Dirigi o filme “Paisagem Urbana“, há 15 anos, como uma espécie de cartografia-afetiva do centro histórico da ilha de santa catarina. tentei retratar o paradoxo do crescimento, que se alimenta de sua própria transformação. ao vento sul e meia luz de outono.

tentei retratar o paradoxo de crescimento, que se alimenta de sua própria transformação. filmei ao vento sul e à meia luz de outono.

coletei memórias minhas, do meu pai e mãe, de amigos escritores, reinventadas na voz da atriz Monica Siedler.
os planos são soltos, fora do eixo. fotografei mas não sou fotógrafo. escolhi uma grande angular com zoom como lente que distorce a distância; achata o primeiro plano ao fundo.

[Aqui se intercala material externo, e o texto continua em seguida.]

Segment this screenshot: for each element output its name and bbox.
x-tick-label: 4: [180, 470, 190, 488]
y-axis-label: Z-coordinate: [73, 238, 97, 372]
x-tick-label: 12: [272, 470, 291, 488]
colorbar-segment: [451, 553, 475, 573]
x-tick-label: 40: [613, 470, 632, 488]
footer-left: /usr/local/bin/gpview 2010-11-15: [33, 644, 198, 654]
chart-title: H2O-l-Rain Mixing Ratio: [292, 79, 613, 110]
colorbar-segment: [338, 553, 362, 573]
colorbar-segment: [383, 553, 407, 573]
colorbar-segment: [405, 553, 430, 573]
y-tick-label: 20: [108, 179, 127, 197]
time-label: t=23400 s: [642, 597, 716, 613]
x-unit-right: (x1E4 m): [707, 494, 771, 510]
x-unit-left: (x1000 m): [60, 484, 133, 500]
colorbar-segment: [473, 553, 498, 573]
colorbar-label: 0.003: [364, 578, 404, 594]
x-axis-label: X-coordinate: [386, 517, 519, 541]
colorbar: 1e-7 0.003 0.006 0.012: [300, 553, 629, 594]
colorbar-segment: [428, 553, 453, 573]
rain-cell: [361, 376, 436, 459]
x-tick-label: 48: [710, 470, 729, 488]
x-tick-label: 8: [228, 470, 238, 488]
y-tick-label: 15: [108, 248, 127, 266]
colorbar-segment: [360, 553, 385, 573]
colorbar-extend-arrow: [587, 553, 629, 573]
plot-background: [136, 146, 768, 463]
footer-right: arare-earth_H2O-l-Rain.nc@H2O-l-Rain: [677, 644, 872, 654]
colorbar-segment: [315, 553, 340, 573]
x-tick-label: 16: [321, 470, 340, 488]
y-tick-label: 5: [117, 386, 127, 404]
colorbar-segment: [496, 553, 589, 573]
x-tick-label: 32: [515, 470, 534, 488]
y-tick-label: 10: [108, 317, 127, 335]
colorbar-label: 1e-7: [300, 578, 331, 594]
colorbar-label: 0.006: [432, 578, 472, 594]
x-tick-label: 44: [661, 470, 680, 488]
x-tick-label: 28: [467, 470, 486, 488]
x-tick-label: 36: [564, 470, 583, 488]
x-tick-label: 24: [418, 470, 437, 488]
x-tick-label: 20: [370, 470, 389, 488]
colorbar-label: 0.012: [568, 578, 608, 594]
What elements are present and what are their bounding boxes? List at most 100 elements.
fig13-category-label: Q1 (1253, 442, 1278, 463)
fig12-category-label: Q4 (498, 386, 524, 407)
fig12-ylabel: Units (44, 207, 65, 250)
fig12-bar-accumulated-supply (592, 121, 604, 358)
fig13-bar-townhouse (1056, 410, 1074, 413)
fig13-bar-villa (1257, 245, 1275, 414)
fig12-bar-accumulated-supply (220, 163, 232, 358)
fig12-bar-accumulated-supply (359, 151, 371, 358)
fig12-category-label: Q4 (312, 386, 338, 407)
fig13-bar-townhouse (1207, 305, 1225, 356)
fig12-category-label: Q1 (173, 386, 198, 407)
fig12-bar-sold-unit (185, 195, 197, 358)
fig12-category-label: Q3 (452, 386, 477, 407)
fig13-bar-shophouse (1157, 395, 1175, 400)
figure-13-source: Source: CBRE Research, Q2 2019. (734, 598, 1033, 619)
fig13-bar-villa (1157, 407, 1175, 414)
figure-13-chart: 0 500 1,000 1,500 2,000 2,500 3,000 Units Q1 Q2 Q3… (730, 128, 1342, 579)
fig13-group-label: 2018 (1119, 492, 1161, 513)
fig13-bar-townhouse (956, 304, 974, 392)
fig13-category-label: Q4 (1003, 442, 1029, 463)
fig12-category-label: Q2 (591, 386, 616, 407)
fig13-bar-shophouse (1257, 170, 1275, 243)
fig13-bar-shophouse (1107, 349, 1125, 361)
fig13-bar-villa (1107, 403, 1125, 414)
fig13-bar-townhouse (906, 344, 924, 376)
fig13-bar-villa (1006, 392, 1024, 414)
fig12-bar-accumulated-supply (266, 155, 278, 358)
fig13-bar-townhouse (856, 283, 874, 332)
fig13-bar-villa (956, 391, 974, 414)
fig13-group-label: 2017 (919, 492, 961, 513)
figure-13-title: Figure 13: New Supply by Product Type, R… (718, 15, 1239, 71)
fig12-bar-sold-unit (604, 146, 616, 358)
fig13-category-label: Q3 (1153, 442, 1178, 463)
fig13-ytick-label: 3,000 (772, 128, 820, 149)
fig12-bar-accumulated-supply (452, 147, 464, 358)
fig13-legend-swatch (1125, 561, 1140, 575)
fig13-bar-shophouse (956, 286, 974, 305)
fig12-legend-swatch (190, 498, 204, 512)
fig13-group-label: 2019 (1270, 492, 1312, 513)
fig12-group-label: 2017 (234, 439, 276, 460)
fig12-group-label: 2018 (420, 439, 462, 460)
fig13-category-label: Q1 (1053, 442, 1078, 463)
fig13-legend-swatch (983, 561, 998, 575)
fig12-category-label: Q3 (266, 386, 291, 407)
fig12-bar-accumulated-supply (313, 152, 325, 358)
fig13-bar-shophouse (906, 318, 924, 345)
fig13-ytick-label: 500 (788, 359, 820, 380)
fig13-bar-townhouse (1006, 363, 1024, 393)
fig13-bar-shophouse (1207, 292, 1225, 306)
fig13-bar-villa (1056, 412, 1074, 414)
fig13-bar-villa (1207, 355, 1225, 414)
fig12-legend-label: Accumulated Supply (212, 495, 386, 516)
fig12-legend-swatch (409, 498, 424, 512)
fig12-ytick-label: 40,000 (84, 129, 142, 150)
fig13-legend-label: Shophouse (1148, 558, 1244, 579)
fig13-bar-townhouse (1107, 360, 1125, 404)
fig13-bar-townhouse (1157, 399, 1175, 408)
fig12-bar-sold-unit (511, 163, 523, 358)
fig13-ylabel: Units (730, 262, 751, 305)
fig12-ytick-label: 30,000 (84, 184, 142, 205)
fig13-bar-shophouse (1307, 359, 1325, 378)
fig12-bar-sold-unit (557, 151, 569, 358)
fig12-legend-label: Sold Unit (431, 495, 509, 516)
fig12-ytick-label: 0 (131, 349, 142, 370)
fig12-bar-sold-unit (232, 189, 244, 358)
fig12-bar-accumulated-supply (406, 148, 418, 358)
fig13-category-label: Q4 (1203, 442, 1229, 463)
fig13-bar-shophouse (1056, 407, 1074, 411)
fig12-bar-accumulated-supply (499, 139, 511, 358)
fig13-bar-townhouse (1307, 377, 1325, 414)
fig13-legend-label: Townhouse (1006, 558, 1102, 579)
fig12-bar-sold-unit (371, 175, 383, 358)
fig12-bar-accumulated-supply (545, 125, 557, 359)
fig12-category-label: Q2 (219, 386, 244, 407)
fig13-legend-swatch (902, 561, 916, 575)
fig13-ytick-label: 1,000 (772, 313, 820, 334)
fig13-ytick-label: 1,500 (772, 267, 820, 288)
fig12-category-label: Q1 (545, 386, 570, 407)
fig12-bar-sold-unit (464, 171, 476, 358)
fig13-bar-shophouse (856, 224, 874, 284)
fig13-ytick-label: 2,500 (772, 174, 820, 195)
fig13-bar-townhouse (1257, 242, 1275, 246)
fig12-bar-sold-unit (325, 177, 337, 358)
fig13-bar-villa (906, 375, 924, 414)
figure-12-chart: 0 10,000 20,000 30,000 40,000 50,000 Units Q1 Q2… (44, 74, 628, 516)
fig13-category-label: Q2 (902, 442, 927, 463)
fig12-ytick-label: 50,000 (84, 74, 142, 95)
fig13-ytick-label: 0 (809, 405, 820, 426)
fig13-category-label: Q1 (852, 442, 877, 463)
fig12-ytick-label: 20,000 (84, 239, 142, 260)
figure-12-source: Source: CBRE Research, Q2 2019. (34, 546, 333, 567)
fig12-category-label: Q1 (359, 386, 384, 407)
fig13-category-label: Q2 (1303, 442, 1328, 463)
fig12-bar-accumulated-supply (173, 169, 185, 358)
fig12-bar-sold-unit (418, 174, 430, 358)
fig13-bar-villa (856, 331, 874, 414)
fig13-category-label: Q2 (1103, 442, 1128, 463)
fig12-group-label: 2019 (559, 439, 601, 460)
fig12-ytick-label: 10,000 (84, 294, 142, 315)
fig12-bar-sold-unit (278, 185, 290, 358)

o efeito da distância focal é uma ilustração do que penso quando caminho pelo centro.

conheci uma pintura de Paul Klee quando pesquisava a Bauhaus durante o curso de Design na Udesc (1997) — “Uma Folha do Livro de Registro da Cidade”, com o conceito de palimpsesto.

o palimpsesto são camadas de escritas. se achatar o plano sem profundidade de campo, compondo a arquitetura antiga com a brutalista e eclética, pensei estar criando camadas de memória.

12 anos depois montei a exposição “Détournement #1: À Deriva” na Galeria Municipal de Arte Pedro Paulo Vecchietti com o mesmo dispositivo do palimpsesto.

o conceito de <détour> de Guy Débord (ou de Hegel?) sobre o desvio da função de objetos: caminhei pelo centro à deriva e coletei objetos e imagens que tenham letras, grafias, tipos, montando-os no espaço expositivo da galeria.

não consegui o que queria, de fato, no documentário “Paisagem Urbana”. hoje a tecnologia de drone facilita muito mais filmar a arquitetura do centro histórico, e com um celular gravar em time-lapse as pessoas caminhando apressadas.

ao invés de ter feito um documentário com entrevistas com especialistas, me deixei levar pelo vento no outono, flanando, ouvindo e registrando as pessoas caminhando.

o roteiro foi co-escrito com Victor da Rosa e a montagem é de Yannet Briggiler, com trilha sonora original de Diogo de Haro.

o filme recebeu apoio do fundo municipal de cinema de florianópolis, através do Edital Armando Carreirão, que (espera-se) esteja sendo retomado (com hiato de 05 anos).

pois são muitas imagens e pessoas e histórias para serem registradas, antes que vire tudo um centro urbano gentrificado, sem identidade.

o cineasta alemão Wim Wenders escreveu sobre a paisagem urbana, em texto para a revista da Unesco nos anos 90, que “a cidade precisa de imagens para contar sua história”.

o convite da Unesco foi da Expo Lisboa, onde ele teve liberdade de filmar o que quisesse, e rodou o improvisado e essencial “Céu de Lisboa” (1995).